In a major international effort, U.S. and Dutch authorities have dismantled a massive cybercrime operation that used hacked Internet of Things (IoT) and outdated devices to build an illegal proxy network. Known as Operation Moonlander, the takedown led to the seizure of domains 5socks.net and anyproxy.net, which were secretly selling access to these compromised devices to cybercriminals.

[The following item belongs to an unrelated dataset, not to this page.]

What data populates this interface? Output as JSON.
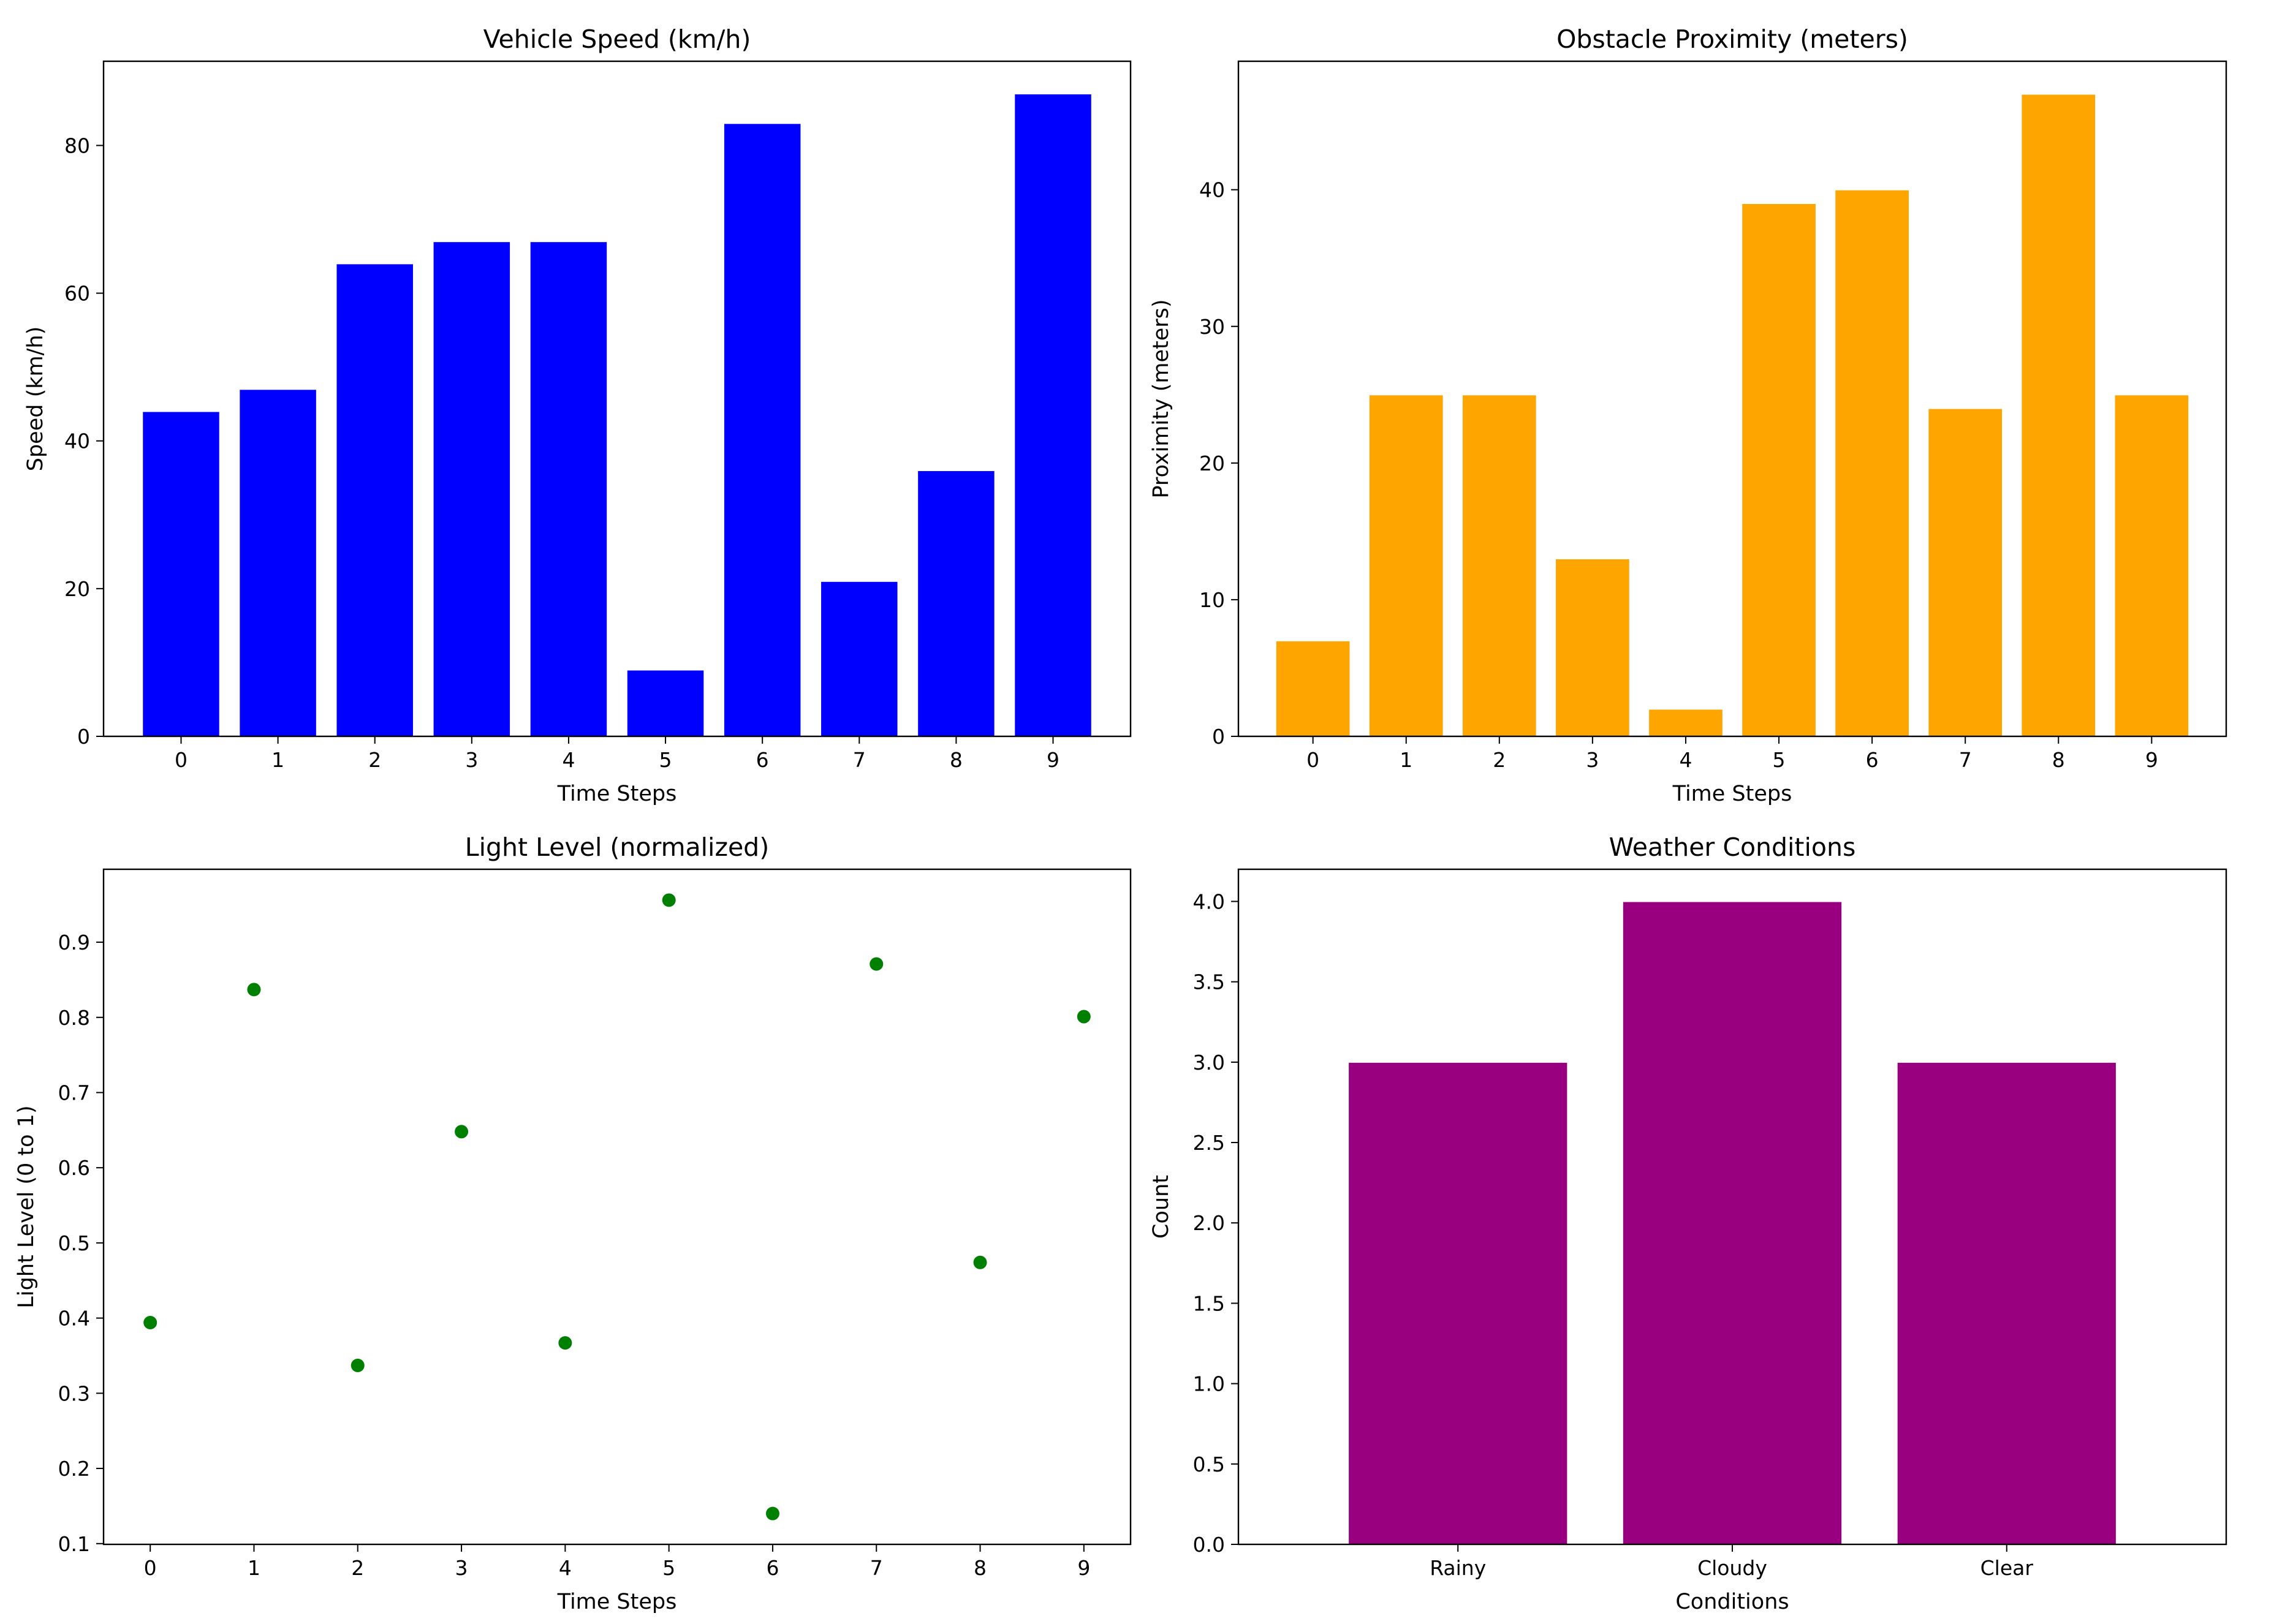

The group ran the proxy service for nearly 20 years, offering subscription plans between $9.95 and $110 per month. They made over $46 million (about ₹400 crore) by allowing users to hide their online activity, often for illegal purposes like ad fraud, data theft, brute-force attacks, and DDoS attacks. The FBI has charged four people in connection with the operation.
The service was powered by a malware called TheMoon, first discovered in 2014. It infected routers and other devices that were either unpatched or no longer supported by manufacturers (end-of-life devices). These infected devices, especially in the U.S., Canada, and Ecuador, were turned into bots and connected weekly to a command-and-control system without their owners’ knowledge.
The FBI has issued a public warning, urging people to take action by restarting routers regularly, updating device software, changing default passwords, and replacing outdated devices. The hacked networks mainly used home internet connections, making it hard for authorities to trace cybercrimes.
Although the proxy services claimed to support digital privacy, investigators say they were a cover for large-scale abuse. With IoT devices growing rapidly, law enforcement warns that unless users secure their devices, such botnets will only continue to expand.